What other location in France (indeed, Europe, and maybe even the world) embodies these words as much as the Château de Versailles? Home to the French royals from the reigns of Louis XIII to the ill-fated Louis XVI, Versailles came to be the resplendent palace we think of it as under Louis XIV, known lover of art, ladies, debauchery, and all things pleasurable- and expensive.
Wander up the leafy streets of the Paris suburb of Versailles from the train station, and you will be struck by the palace’s gilt-gated facade. The scale of the château is boggling, and just standing in the courtyard will give you an idea of how much glamour, decoration, luxury, and gold drips from every wing, every corner and every tiny detail.
The castle interior is intricately decorated with sumptuous furnishings, artworks, fabrics, mirrors and, unsurprisingly, a lot more gold. The famed hall of mirrors is exquisite, though as I’ve written about before, I’m a fan of historical living quarters, so my favourite room in the castle is the queen’s gold-and-baby-blue bed chamber, replete with a secret door to her velvet-panelled boudoir.

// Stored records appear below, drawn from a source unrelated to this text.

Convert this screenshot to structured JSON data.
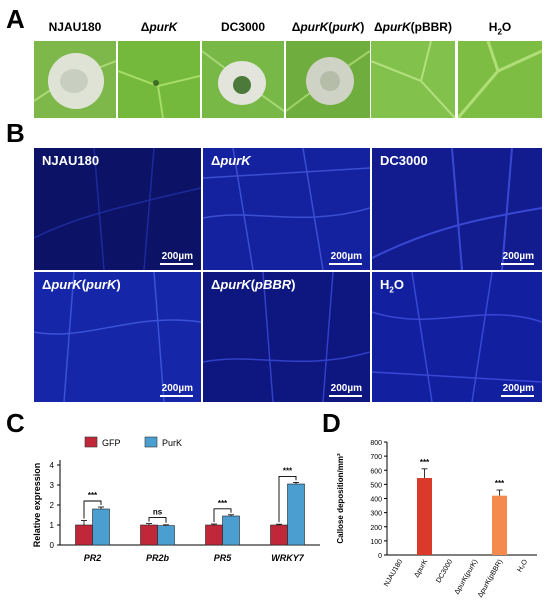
{
  "panels": {
    "a": "A",
    "b": "B",
    "c": "C",
    "d": "D"
  },
  "panel_a": {
    "labels": [
      {
        "delta": "",
        "text": "NJAU180",
        "suffix": ""
      },
      {
        "delta": "Δ",
        "text": "purK",
        "suffix": ""
      },
      {
        "delta": "",
        "text": "DC3000",
        "suffix": ""
      },
      {
        "delta": "Δ",
        "text": "purK",
        "suffix": "(purK)"
      },
      {
        "delta": "Δ",
        "text": "purK",
        "suffix": "(pBBR)"
      },
      {
        "delta": "",
        "text": "H",
        "suffix": "2O"
      }
    ]
  },
  "panel_b": {
    "scale_label": "200µm",
    "images": [
      {
        "delta": "",
        "text": "NJAU180",
        "suffix": ""
      },
      {
        "delta": "Δ",
        "text": "purK",
        "suffix": ""
      },
      {
        "delta": "",
        "text": "DC3000",
        "suffix": ""
      },
      {
        "delta": "Δ",
        "text": "purK",
        "suffix": "(purK)"
      },
      {
        "delta": "Δ",
        "text": "purK",
        "suffix": "(pBBR)"
      },
      {
        "delta": "",
        "text": "H",
        "suffix": "2O"
      }
    ]
  },
  "chart_data": [
    {
      "type": "bar",
      "panel": "C",
      "ylabel": "Relative  expression",
      "ylim": [
        0,
        4
      ],
      "yticks": [
        "0",
        "1",
        "2",
        "3",
        "4"
      ],
      "categories": [
        "PR2",
        "PR2b",
        "PR5",
        "WRKY7"
      ],
      "series": [
        {
          "name": "GFP",
          "color": "#c0283a",
          "values": [
            1.0,
            1.0,
            1.0,
            1.0
          ],
          "errors": [
            0.22,
            0.07,
            0.05,
            0.04
          ]
        },
        {
          "name": "PurK",
          "color": "#4a9fd0",
          "values": [
            1.8,
            0.97,
            1.45,
            3.05
          ],
          "errors": [
            0.1,
            0.04,
            0.06,
            0.08
          ]
        }
      ],
      "significance": [
        "***",
        "ns",
        "***",
        "***"
      ],
      "legend": "top"
    },
    {
      "type": "bar",
      "panel": "D",
      "ylabel": "Callose deposition/mm²",
      "ylim": [
        0,
        800
      ],
      "yticks": [
        "0",
        "100",
        "200",
        "300",
        "400",
        "500",
        "600",
        "700",
        "800"
      ],
      "categories": [
        "NJAU180",
        "ΔpurK",
        "DC3000",
        "ΔpurK(purK)",
        "ΔpurK(pBBR)",
        "H₂O"
      ],
      "values": [
        0,
        545,
        0,
        0,
        420,
        0
      ],
      "errors": [
        0,
        65,
        0,
        0,
        40,
        0
      ],
      "colors": [
        "#d8d8d8",
        "#d93a2a",
        "#d8d8d8",
        "#d8d8d8",
        "#f58a4f",
        "#d8d8d8"
      ],
      "significance": [
        "",
        "***",
        "",
        "",
        "***",
        ""
      ]
    }
  ]
}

Beyond the palace itself lie the seemingly-endless grounds. If the weather is fine, meander along the many paths and admire the manicured hedges, ponds peppered with sculptures, rose gardens, wooded areas, and monumental, domed Grand Trianon. Stop for a drink at one of the salons de thé set in the grassier areas of the grounds, and maybe even find a field of sheep or two.
Further afield, you will come upon Marie Antoinette’s little village, a mock-pastoral collection of cottages built for the queen herself, where she would retreat with a select number of friends and servants to experience a “simpler” life. I love the atmosphere of the Queen’s Hamlet, and I can see what she found charming about such a place, so far from the glitz of the castle. And yet there is something disturbingly patronising about the village.

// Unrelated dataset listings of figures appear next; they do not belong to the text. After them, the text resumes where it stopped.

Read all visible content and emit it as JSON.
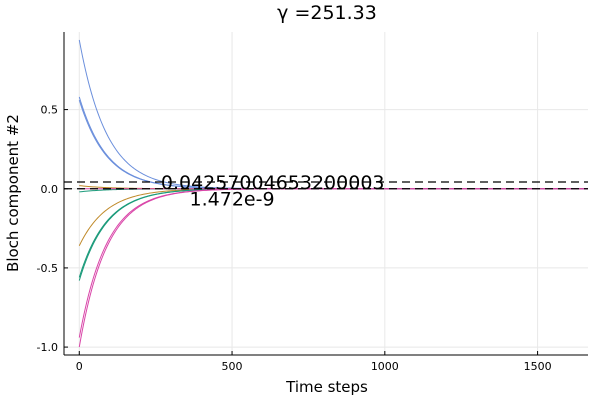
{
  "chart_data": {
    "type": "line",
    "title": "γ =251.33",
    "xlabel": "Time steps",
    "ylabel": "Bloch component #2",
    "xlim": [
      -50,
      1665
    ],
    "ylim": [
      -1.05,
      0.99
    ],
    "x_ticks": [
      0,
      500,
      1000,
      1500
    ],
    "x_tick_labels": [
      "0",
      "500",
      "1000",
      "1500"
    ],
    "y_ticks": [
      -1.0,
      -0.5,
      0.0,
      0.5
    ],
    "y_tick_labels": [
      "-1.0",
      "-0.5",
      "0.0",
      "0.5"
    ],
    "grid": true,
    "legend": "none",
    "decay_time_steps": 90,
    "series": [
      {
        "color": "#6b8fdc",
        "start": 0.94,
        "end": 0.0
      },
      {
        "color": "#6b8fdc",
        "start": 0.58,
        "end": 0.0
      },
      {
        "color": "#6b8fdc",
        "start": 0.56,
        "end": 0.0
      },
      {
        "color": "#c08a2a",
        "start": -0.36,
        "end": 0.0
      },
      {
        "color": "#c08a2a",
        "start": 0.02,
        "end": 0.0
      },
      {
        "color": "#1a9a7a",
        "start": -0.58,
        "end": 0.0
      },
      {
        "color": "#1a9a7a",
        "start": -0.56,
        "end": 0.0
      },
      {
        "color": "#1a9a7a",
        "start": -0.02,
        "end": 0.0
      },
      {
        "color": "#d945a8",
        "start": -0.94,
        "end": 0.0
      },
      {
        "color": "#d945a8",
        "start": -1.0,
        "end": 0.0
      },
      {
        "color": "#d945a8",
        "start": 0.0,
        "end": 0.0
      }
    ],
    "reference_lines": [
      {
        "y": 0.04257004653200003,
        "style": "dashed",
        "color": "#000000"
      },
      {
        "y": 1.472e-09,
        "style": "dashed",
        "color": "#000000"
      }
    ],
    "annotations": [
      {
        "text": "0.04257004653200003",
        "x": 633,
        "y": 0.04257004653200003
      },
      {
        "text": "1.472e-9",
        "x": 500,
        "y": -0.06
      }
    ]
  }
}
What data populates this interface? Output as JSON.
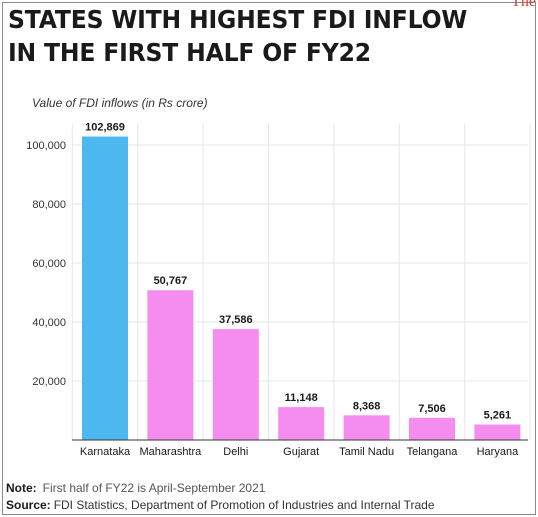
{
  "title": {
    "line1": "STATES WITH HIGHEST FDI INFLOW",
    "line2": "IN THE FIRST HALF OF FY22"
  },
  "brand_fragment": "The",
  "chart_data": {
    "type": "bar",
    "ylabel": "Value of FDI inflows (in Rs crore)",
    "categories": [
      "Karnataka",
      "Maharashtra",
      "Delhi",
      "Gujarat",
      "Tamil Nadu",
      "Telangana",
      "Haryana"
    ],
    "values": [
      102869,
      50767,
      37586,
      11148,
      8368,
      7506,
      5261
    ],
    "value_labels": [
      "102,869",
      "50,767",
      "37,586",
      "11,148",
      "8,368",
      "7,506",
      "5,261"
    ],
    "yticks": [
      20000,
      40000,
      60000,
      80000,
      100000
    ],
    "ytick_labels": [
      "20,000",
      "40,000",
      "60,000",
      "80,000",
      "100,000"
    ],
    "ylim": [
      0,
      110000
    ],
    "grid": true,
    "highlight_index": 0,
    "colors": {
      "highlight": "#4db8f0",
      "bar": "#f58cf0",
      "grid": "#e6e6e6",
      "axis": "#333333"
    }
  },
  "note": {
    "label": "Note:",
    "text": "First half of FY22 is April-September 2021"
  },
  "source": {
    "label": "Source:",
    "text": "FDI Statistics, Department of Promotion of Industries and Internal Trade"
  }
}
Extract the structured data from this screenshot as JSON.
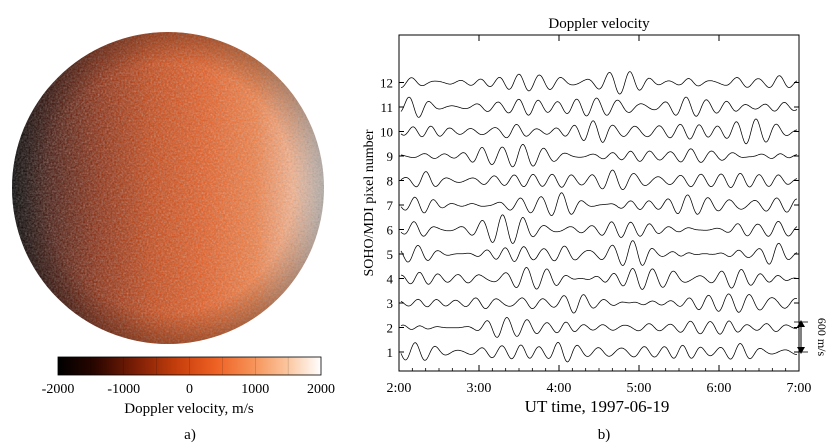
{
  "panel_a": {
    "label": "a)",
    "colorbar_label": "Doppler velocity, m/s",
    "colorbar_ticks": [
      "-2000",
      "-1000",
      "0",
      "1000",
      "2000"
    ],
    "colorbar_range": [
      -2000,
      2000
    ],
    "colors": [
      "#000000",
      "#3a0a02",
      "#8a2306",
      "#d2440f",
      "#ef6428",
      "#f79a64",
      "#fcd3b2",
      "#ffffff"
    ]
  },
  "panel_b": {
    "label": "b)",
    "title": "Doppler velocity",
    "xlabel": "UT time, 1997-06-19",
    "ylabel": "SOHO/MDI pixel number",
    "scale_label": "600 m/s",
    "chart_data": {
      "type": "line",
      "title": "Doppler velocity",
      "xlabel": "UT time, 1997-06-19",
      "ylabel": "SOHO/MDI pixel number",
      "xlim": [
        "2:00",
        "7:00"
      ],
      "x_ticks": [
        "2:00",
        "3:00",
        "4:00",
        "5:00",
        "6:00",
        "7:00"
      ],
      "y_ticks": [
        "1",
        "2",
        "3",
        "4",
        "5",
        "6",
        "7",
        "8",
        "9",
        "10",
        "11",
        "12"
      ],
      "series_count": 12,
      "scale_bar_mps": 600
    }
  }
}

Versailles is inarguably gorgeous, a feat of architecture and a hub for 18th-century art and culture. During its golden years, the court hosted many artists, like playwright Molière and Rococo painter Fragonard. The royals and their designers were responsible for major advances in fashion, and brought a decadent playfulness to the art of French dress. Perhaps above all, Versailles was a place of wealthy people and expensive things, and the result was inevitably beautiful and impressive.
Yet there was a dark side to Versailles, if an invisible one. Louis XIV’s and (later) Marie Antoinette’s decadent, debaucherous lifestyles ran France’s economy into the ground, and the unworldly Louis XVI could do nothing to save it. As royals and aristocrats feasted, the French public starved. As the Crown spent wild sums on maintaining its wasteful ways, the French working class were taxed far beyond their means. As the King funded the American Revolution, a grassroots movement on French soil planned its own.

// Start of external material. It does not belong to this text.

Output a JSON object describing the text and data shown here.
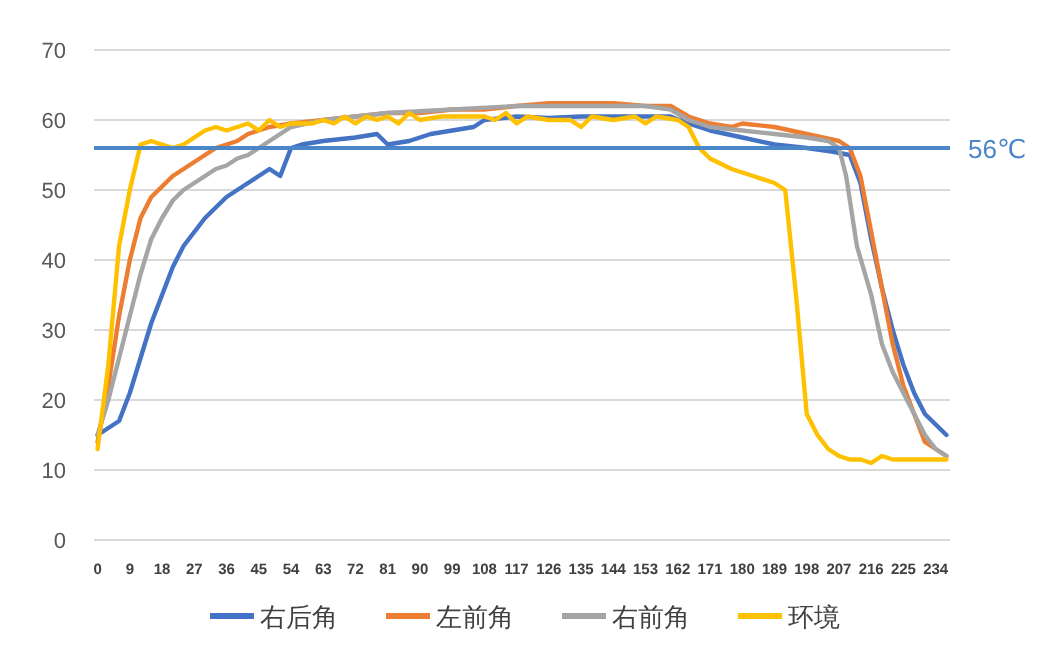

Inevitably, unceremoniously, spectacularly, Versailles crumbled at the hands of the Revolutionaries. Members of the Court either fled in fear, or lost their heads at the guillotine. Versailles was doomed from the start, for it was built on an untenable system of extravagant inequality.
And that’s why I feel so apprehensive not just about Marie Antoinette’s village. It was crushingly, painfully, woefully hard to be a peasant in 18th-century France. Playing at being one for fun sums up everything naive and unjust about what Versailles represented.
Versailles was a glittering monolith of pleasure and indulgence that ignored, and fuelled, a well of national suffering. Even Napoleon thought it would be a bit gauche to take up residence there, once he became France’s self-proclaimed Emperor, and that’s saying something.
However, the château’s current role breathes new life into its beauty, for these days it is a museum. And what are museums but a slice of culture and history made available to one and all? I think the Revolutionaries would approve. And I hope, deep down in her heart, that sheltered, silly, but not=-fundamentally-cruel queen would, too.